Releasing her chin, he stood. “I am off to the Bow Street office. I need to unruffle a few feathers before they get tied in a knot.”

She was saddened that the interview was over. The man was surprisingly easy to talk to.

She rose, and he quickly pulled back her chair. He was over a head taller than she, so she tilted her head up and remarked, “That is very politic of you.”

“Not politics, my lady, survival. An enquiry agency will not last long in London if it doesn’t get along with the Bow Street office.”

Her guilt haunted her. “I-I had not realized that
taking this case might put your business in a bad spot.”

“Nothing I haven’t been in before, I assure you. Just this time I’m going to do a better job of getting out of it before I’m stuck. There’s nothing worse than having your supposed friends be the ones gunning for you.”

She bit her lip. “That brings me to something that has been bothering me, Mr. Redford.”

“Yes?”

“The evidence against Dillon. The bloodied handkerchief…his love letters…”

“Those were truly his letters?”

“Foolishness, he told me. A prank from when he was away at school.” She grimaced. “He seemed reticent to discuss it and I did not press him. The question is: Who took them from Dillon’s possession and left them with Lady Langham’s corpse?”

“For the first query, to be frank, if I did not know better, I would say that they came from you.”

“Me?”

“You have every access to Beaumont’s personal items. But, seeing as you went beyond the pale to have me retained, I would be hard-pressed to believe it so.” He scratched his chin.

“My guess,” he went on, “is that someone close to Beaumont, possibly in his home or in his service, planted the articles.”

“I had feared that answer.” Clutching her hands before her, she shuddered. “It is awful to think that an enemy swims about like a shark pretending to be a guppy. With Kane, at least I always know where I stand.”

Reaching forward, he clasped her bare hand. “For all of your legal protections, you might very well be
in danger, my lady. You need to be vigilant.

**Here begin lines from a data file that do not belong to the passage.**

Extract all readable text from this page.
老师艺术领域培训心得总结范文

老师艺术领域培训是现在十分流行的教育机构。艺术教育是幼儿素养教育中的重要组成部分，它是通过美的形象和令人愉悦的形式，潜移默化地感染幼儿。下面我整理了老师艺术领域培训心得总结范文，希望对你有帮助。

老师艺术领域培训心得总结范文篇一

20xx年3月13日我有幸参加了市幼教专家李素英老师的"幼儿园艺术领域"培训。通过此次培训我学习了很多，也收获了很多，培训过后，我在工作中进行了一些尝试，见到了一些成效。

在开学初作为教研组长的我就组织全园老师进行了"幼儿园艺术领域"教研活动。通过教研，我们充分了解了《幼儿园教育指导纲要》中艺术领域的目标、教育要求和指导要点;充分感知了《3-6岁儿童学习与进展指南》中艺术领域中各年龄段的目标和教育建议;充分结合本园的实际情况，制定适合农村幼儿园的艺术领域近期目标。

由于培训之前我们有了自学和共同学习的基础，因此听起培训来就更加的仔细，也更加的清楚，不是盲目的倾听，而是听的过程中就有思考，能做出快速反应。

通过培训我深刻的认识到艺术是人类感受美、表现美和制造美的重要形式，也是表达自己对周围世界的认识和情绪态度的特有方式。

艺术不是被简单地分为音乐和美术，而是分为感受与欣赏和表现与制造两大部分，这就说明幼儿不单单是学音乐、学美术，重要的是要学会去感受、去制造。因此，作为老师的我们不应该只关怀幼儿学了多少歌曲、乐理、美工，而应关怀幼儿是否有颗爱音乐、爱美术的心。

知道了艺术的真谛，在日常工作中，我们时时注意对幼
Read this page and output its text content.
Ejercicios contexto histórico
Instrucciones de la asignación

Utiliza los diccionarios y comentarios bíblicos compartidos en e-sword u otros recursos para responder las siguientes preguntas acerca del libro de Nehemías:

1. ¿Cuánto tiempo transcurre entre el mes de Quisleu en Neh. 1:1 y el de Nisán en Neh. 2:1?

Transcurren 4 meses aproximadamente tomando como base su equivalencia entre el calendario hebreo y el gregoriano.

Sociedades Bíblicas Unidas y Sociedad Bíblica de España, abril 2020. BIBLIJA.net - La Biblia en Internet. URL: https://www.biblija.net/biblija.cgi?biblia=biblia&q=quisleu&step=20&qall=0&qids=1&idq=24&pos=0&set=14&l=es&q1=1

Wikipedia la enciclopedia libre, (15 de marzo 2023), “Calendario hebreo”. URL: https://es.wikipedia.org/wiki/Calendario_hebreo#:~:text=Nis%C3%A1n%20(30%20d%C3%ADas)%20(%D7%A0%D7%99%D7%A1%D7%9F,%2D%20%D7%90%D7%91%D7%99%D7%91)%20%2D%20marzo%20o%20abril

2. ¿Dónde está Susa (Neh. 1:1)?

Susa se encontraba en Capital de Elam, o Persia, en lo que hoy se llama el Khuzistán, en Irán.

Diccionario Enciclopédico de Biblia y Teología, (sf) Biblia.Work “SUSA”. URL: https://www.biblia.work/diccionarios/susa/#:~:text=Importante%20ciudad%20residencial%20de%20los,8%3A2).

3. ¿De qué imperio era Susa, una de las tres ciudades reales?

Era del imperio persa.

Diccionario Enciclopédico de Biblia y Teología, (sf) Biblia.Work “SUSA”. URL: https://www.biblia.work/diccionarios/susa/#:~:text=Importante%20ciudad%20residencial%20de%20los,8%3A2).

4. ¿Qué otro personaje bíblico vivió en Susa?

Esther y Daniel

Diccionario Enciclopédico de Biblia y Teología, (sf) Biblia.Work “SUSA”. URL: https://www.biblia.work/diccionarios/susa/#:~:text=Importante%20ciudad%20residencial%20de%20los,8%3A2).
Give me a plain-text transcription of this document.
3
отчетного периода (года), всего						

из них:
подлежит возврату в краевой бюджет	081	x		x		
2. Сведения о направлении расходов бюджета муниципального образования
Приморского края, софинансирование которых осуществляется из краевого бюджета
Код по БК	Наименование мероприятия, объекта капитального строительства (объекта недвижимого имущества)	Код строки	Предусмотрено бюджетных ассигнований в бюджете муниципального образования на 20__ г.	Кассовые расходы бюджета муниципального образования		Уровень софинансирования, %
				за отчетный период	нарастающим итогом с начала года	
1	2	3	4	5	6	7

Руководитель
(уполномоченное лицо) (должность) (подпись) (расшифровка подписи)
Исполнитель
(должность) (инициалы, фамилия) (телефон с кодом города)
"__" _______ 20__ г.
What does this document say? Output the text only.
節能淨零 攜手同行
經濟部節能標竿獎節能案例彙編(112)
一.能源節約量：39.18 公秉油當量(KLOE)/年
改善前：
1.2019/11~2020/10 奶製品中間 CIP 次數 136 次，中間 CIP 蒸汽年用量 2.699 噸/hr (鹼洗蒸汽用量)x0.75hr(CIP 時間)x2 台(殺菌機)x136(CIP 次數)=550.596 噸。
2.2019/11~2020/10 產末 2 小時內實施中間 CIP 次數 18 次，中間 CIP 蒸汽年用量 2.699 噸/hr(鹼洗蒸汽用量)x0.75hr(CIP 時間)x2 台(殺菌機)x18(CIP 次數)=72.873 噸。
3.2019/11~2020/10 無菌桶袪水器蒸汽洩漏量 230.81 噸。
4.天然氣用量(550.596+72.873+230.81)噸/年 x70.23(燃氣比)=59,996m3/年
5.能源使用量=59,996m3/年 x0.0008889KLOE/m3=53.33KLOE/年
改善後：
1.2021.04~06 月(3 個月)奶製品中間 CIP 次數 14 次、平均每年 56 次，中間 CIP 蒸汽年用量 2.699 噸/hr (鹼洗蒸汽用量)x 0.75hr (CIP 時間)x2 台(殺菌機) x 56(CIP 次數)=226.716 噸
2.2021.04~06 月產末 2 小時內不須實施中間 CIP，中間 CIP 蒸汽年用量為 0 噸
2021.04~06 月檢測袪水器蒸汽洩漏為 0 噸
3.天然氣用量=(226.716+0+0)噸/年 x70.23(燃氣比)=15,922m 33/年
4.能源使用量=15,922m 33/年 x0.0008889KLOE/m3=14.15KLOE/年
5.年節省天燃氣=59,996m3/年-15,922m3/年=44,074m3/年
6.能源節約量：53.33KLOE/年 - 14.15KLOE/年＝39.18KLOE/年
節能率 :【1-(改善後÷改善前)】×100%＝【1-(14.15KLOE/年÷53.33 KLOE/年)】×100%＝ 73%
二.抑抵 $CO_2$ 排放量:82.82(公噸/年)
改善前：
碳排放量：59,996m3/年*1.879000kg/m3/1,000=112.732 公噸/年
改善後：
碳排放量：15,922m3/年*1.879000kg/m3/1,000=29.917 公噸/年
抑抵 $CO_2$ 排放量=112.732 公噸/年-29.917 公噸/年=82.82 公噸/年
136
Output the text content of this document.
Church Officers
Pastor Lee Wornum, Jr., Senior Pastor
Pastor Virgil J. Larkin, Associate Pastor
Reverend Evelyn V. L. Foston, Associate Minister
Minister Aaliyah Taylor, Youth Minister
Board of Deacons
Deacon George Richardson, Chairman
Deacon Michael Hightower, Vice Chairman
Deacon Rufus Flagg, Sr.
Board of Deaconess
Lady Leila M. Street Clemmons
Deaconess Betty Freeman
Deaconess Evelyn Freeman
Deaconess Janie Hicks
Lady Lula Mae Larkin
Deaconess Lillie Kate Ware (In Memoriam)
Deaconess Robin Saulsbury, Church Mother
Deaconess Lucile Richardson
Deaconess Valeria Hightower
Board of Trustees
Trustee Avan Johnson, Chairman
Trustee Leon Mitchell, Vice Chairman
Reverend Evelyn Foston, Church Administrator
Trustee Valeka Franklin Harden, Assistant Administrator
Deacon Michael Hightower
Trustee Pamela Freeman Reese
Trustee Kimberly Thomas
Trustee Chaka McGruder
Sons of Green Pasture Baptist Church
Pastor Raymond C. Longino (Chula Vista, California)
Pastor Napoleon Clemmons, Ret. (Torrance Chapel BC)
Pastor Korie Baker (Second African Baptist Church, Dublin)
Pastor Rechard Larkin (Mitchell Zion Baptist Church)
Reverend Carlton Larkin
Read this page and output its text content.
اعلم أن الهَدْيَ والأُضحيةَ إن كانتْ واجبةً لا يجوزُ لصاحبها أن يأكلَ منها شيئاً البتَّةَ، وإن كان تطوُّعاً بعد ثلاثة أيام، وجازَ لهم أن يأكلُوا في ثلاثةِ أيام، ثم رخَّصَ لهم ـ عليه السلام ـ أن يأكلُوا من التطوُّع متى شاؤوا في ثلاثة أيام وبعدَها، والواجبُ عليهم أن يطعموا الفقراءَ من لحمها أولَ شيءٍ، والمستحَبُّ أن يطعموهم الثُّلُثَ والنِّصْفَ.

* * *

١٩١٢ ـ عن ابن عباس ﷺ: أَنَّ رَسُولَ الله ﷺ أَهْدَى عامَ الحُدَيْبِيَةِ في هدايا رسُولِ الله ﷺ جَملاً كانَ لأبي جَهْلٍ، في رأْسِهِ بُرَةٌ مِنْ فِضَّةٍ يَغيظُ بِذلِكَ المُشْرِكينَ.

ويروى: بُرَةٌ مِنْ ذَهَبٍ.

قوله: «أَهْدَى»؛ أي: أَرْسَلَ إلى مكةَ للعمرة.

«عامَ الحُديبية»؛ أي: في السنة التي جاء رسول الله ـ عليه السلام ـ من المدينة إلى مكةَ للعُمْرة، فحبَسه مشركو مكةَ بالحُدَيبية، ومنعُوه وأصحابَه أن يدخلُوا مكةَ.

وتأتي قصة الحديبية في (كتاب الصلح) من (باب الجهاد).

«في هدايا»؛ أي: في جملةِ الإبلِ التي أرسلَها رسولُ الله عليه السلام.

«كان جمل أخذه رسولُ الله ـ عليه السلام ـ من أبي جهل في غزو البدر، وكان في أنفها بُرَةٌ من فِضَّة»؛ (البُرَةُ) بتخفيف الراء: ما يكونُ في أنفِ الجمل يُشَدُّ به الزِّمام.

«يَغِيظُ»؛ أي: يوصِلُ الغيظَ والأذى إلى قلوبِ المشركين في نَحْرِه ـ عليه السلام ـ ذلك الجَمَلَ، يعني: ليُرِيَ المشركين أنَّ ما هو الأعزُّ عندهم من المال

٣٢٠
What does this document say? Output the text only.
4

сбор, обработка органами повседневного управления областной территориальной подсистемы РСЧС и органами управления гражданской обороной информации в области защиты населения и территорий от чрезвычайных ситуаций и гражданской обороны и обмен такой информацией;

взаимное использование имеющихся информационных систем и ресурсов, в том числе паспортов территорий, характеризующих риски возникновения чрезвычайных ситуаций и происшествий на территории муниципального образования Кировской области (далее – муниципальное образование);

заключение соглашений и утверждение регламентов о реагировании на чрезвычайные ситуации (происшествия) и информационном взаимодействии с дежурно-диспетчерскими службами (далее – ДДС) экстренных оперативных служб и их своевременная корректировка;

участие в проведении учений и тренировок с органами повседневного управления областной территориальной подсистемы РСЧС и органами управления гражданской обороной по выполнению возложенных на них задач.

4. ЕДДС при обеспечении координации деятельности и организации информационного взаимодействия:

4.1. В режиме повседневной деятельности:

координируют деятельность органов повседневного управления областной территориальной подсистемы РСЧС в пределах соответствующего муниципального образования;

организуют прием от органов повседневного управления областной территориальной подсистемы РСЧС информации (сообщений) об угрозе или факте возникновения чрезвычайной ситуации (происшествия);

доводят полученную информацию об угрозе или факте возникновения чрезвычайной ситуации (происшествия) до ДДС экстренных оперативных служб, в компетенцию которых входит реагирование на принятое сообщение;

Have the servants be on their guard. Take an extra footman with you when you go out.”

His warm grasp reassured her. “Thank you, Mr. Redford, for taking my concerns seriously. Many of the gentlemen that I know would not necessarily have accepted my beliefs as valid.” Grimacing, she added ruefully, “Too frequently women, especially ones who have taken my route, are discounted as less than bright.”

“Only a fool would dismiss such grave concerns.”

Tilting her head up, she smiled warmly at him. “Then it is very well that you are not a fool.”

“Lillian!”

Russell stood in the doorway, a look of horror on his youthful features.

Lillian self-consciously released Redford’s hand and stepped back. She did not need Russell getting the wrong idea about them. “Russell. Your timing is good. Mr. Redford here probably has some questions for you.”

“Who the hell is he to question me?” he shrieked.

“Calm down, Russell, it is not what you suppose. Mr. Redford is an investigator hired to exculpate Dillon.”

“What was he doing taking liberties with you?”

“He was not taking liberties, Russell. You know as well as any what a difficult time this is. He was simply—”

Russell advanced into the room, his lips bowed downward and his blond brow wedded in a disapproving scowl. He pushed himself between them and glared up into Redford’s face. “Lillian is too kindhearted to see you as you are. But I will not al
low you to take advantage of this situation to your own despicable ends.”